237 — CubeNet: Equivariance to 3D Rotation and Translation
Worrall & Brostow (1804.04458)
Read on 14 April 2018Most neural networks that process spatial information (like images or scenes) suffer from issues identifying 3D rotations of the object: If shown from vantage-point A, a network is unlikely to be able to recognize that same object from vantage-point B. And even if it recognizes it from both A and B, it is equally unlikely that it will recognize the object from point C.
This shortcoming is most often mitigated by providing the network with “truth” data from an enormous number of vantage-points or 3D rotations. This is computationally and logistically expensive, and isn’t a sustainable solution.

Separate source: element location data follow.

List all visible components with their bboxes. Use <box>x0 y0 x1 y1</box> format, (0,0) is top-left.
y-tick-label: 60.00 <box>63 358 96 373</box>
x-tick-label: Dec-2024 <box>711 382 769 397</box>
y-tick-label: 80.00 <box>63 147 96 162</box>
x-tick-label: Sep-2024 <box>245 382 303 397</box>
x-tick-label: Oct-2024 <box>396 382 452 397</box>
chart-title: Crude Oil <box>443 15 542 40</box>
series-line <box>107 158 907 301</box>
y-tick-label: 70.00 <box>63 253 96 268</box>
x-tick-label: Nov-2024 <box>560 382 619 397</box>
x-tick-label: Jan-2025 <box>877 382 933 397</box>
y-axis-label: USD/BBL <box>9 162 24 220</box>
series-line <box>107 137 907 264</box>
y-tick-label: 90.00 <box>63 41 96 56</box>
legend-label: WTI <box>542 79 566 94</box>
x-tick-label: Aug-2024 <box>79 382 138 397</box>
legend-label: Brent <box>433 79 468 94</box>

CubeNet begins to solve this problem by representing an image in 3D voxelspace identically no matter its 3D right-angle rotation (‘pose’). This means that CubeNets are fundamentally invariant no matter from which face of a cube they are viewed. (An object can be rotated ${\theta_x, \theta_y, \theta_z}$ and still be represented identically by the last layer of the network, with additional information supplying the orientation of the object.)
On the ModelNet10 dataset, this CNN was able to achieve state-of-the-art performance when identifying 3D CAD models. And slightly more interestingly (at least to me), this net was comparable to other segmentation architectures when used on the ISBI connectome segmentation challenge (2012).